Disciplined Agile

Scaling Program Management

Although program management primarily addresses the issue of team size,  as you see in Figure 1 it is only one of several potential scaling/complexity factors faced by a team. It is important to recognize that a program team is likely to face several of the other scaling factors in addition to team size.

Tactical Scaling

Figure 1. The scaling/complexity factors of the Situation Context Framework (SCF).
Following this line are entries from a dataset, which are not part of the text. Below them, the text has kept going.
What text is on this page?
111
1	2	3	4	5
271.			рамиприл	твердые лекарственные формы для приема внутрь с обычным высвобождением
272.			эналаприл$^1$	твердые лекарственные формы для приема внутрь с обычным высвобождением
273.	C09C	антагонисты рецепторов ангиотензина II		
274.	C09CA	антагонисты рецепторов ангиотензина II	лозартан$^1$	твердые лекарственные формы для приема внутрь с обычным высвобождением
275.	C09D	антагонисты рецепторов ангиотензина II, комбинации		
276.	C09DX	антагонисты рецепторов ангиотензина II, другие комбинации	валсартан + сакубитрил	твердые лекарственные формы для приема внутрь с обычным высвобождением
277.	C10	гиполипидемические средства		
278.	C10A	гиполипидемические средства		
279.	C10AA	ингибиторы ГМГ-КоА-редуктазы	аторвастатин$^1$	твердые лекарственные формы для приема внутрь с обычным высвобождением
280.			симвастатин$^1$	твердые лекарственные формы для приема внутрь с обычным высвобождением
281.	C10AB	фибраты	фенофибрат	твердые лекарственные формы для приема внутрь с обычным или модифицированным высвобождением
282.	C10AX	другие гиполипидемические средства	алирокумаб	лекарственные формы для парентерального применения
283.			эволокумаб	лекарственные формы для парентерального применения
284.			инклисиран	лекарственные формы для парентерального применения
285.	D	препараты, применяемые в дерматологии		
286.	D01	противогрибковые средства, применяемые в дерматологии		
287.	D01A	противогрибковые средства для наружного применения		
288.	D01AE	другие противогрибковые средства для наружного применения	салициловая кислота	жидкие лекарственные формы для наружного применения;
Your decisions around how to choose and evolve your way of working (WoW) will still be affected by the other scaling factors:

  1. Geographic distribution. Chances are very good that large teams will also be geographically distributed in some way. There are two flavors of this: Are teams geographically distributed (e.g. in different physical locations) and are people within a team geographically dispersed (e.g. people are working in cubes, on different floors, in different buildings, or from home)? Both add risk. Coordination within the program becomes more difficult the more distributed the teams are, and more difficult within teams the more distributed the people are. Distribution hits the leadership (the product owner team, the architecture owner team, and the team lead/product delivery) teams particularly hard because members should be located with their delivery sub-teams but also need to work regularly with their counterparts located elsewhere. The implication is that the team may require extra tooling to enable collaboration and more importantly be prepared to invest in travel regularly to foster better communication  between disparate locations. Furthermore, when your stakeholders are geographically distributed it may require your Product Owners to get support from agile business analysts in the various locations to help elicit requirements from them.
  2. Organizational distribution. The larger the team, the more likely you are to involve contractors, consultants, or even to outsource  portions of the work. When external organizations are involved the Program Manager will likely be involved it the contract management effort, which in turn may require assistance by the team leads.
  3. Skills availability. The larger the program, the less likely it is for you to immediately have sufficient numbers of people with the sufficient skills to do the job. The implication is that you will need to work with your People Management group to help existing staff to learn the requisite skills or hire people with those skills. You may also need to work with Vendor Management to partner with external firms to provide people, or even entire teams, with needed skills.
  4. Compliance. Compliance, either regulatory compliance required by law or self-imposed compliance (i.e. CMMI compliancy ), will definitely have an effect on your approach to program management. In fact, the larger the program the more likely it is to fall under regulatory compliance due to the greater risk involved. Regulatory compliance generally requires greater governance both within the program and outwards facing as well. Under some regulations your coordination efforts will require proof that they occurred, such as some form of meeting minutes that capture who was involved, the decisions made (if any), and action items taken by people. Compliancy may also motivate more sophisticated approaches to capturing requirements by your Product Owners and to documenting technical concerns by your Architecture Owners.
  5. Solution complexity. The larger the team, the more likely it is that they are taking on greater solution complexity. More accurately, greater complexity often motivates the creation of larger teams to deal with that complexity. Greater solution complexity will motivate greater attention to architecture and design, thereby motivating more regular collaboration of the Architecture Owners.
  6. Domain complexity. Similarly, team size and domain complexity tend to go hand-in-hand. Greater domain complexity will require the Product Owners to work in a more sophisticated manner and may even motivate them to get support from agile Business Analysts (or junior Product Owners as the case may be).